October foreclosure filings dip
There were 546 households in the Natural State facing possible foreclosure last month, but new filings declined in Northwest Arkansas and remained flat in the Fort Smith market, according to Calif.-based RealtyTrac.
The Arkansas tally was up 4.5%, with the U.S. rate down 28%. Nationally, the marketing firm reported 133,919 properties, or one in 978 households, were seriously delinquent on their mortgages in October. Some states like Maryland, Delaware and New York saw triple digit increases in the number of judicial foreclosures filed last month.
Arkansas is a non-judicial state meaning that the foreclosure process does not require a court hearing or judges signature to complete.
In Northwest Arkansas there were 84 new filings in October – 59 of those were in Benton County where there were 31 properties slated for auction and 28 already making their back to the lender. The total filings in Benton County were down 37% from a year ago.
RealtyTrac reported 25 new filings in Washington County, and 21 of those were slated for auction as four properties were recovered by lenders. Total filings are down 34% from a year ago.
In the Fort Smith market there were 12 new filings last month, compared to 11 a year ago. This market had 4 properties listed for auction and 8 going back to lenders.
Crawford County reported 13 filings, down from 17 in October 2012. In Crawford County the all 13 of the new filings were for properties slated for auction.
The backlog of homes that clogged up the pipeline in recent years is thinning out in Arkansas, but defaults among amended mortgages from two and three years ago have started to escalate, according to local notices published in recent weeks.
It has taken two and three years to move some properties through the pipeline, but lenders are seeing better demand from institutional investors seeking rental properties and pushing these deals through at a faster pace today, according to Daren Blomquist, vice president of RealtyTrac.
Prudential Alliance Realty in Tulsa notes that banks have let homeowners stay in the defaulted homes as renters as long as prices were moving downward. But now that prices are moving up again and there is investor demand lenders are starting the foreclosure process.

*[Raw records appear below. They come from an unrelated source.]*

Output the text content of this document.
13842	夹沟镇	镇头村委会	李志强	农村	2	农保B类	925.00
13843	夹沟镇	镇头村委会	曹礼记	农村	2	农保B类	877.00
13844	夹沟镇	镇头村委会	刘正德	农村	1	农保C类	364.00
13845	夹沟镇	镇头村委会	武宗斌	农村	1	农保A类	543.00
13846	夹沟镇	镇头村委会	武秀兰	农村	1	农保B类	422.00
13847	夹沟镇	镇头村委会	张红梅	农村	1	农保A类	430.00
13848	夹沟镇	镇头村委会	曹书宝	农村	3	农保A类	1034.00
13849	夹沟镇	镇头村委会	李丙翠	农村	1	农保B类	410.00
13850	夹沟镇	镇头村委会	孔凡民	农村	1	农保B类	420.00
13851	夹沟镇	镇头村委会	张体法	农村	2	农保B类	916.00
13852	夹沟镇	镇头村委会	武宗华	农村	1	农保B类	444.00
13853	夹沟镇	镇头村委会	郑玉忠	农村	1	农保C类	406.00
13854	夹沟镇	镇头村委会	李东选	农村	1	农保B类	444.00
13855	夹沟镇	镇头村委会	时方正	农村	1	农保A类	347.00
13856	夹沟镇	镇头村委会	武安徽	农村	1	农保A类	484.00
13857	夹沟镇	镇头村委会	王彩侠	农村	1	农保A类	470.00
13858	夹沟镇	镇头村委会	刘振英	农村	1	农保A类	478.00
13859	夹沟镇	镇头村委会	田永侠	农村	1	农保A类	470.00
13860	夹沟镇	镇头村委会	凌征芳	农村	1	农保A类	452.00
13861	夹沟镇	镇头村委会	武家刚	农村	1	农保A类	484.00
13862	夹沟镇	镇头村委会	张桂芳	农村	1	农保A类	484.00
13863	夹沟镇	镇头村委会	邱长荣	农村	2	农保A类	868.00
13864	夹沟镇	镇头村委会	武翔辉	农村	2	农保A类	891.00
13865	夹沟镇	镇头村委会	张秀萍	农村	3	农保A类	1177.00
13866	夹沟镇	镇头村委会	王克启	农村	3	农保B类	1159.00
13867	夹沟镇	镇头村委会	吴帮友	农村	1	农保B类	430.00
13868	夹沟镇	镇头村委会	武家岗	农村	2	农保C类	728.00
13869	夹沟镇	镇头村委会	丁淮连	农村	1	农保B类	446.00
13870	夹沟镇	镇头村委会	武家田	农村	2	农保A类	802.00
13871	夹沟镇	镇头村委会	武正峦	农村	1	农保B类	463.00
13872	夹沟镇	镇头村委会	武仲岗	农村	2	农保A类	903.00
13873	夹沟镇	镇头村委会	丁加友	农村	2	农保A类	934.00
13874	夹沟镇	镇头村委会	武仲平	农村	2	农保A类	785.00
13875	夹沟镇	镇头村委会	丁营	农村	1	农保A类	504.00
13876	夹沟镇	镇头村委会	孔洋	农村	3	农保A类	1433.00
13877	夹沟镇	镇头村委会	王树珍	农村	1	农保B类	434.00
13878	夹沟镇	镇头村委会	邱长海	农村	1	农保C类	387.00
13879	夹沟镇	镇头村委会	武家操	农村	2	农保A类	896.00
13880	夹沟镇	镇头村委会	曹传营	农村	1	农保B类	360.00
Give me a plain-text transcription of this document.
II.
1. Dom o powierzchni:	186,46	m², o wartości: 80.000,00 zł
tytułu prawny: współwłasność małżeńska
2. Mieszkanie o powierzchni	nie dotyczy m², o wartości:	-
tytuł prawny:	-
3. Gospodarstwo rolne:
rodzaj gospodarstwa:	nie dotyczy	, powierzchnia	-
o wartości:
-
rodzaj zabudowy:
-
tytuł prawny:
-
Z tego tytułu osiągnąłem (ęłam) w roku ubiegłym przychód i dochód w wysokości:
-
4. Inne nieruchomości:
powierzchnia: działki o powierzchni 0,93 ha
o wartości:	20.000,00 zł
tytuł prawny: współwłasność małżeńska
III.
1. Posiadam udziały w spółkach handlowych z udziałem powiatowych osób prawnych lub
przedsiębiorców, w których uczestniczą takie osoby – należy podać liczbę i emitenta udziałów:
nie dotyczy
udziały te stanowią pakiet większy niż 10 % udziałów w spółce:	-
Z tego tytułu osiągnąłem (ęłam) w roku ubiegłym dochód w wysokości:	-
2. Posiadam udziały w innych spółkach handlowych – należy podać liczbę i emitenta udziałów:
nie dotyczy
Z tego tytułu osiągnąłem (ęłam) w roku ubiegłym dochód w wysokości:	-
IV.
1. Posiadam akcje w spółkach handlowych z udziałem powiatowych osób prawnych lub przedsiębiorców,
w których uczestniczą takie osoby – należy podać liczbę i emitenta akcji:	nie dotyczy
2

There are 368 foreclosed home listed for sale at this time in the local multiple listing service with includes all four counties in this report, according to Jim Long, agent with Crye-Leike Real Estate in Benton County.
The number of foreclosure listings rose from 354 last month and are down from 373 in August.
Foreclosure listings peaked at 393 in July, rising from 222 in March of this year. The listings have slowed a bit, according to Long, who adds the clean, well-kept properties are still selling fast, as more investors are back in the market.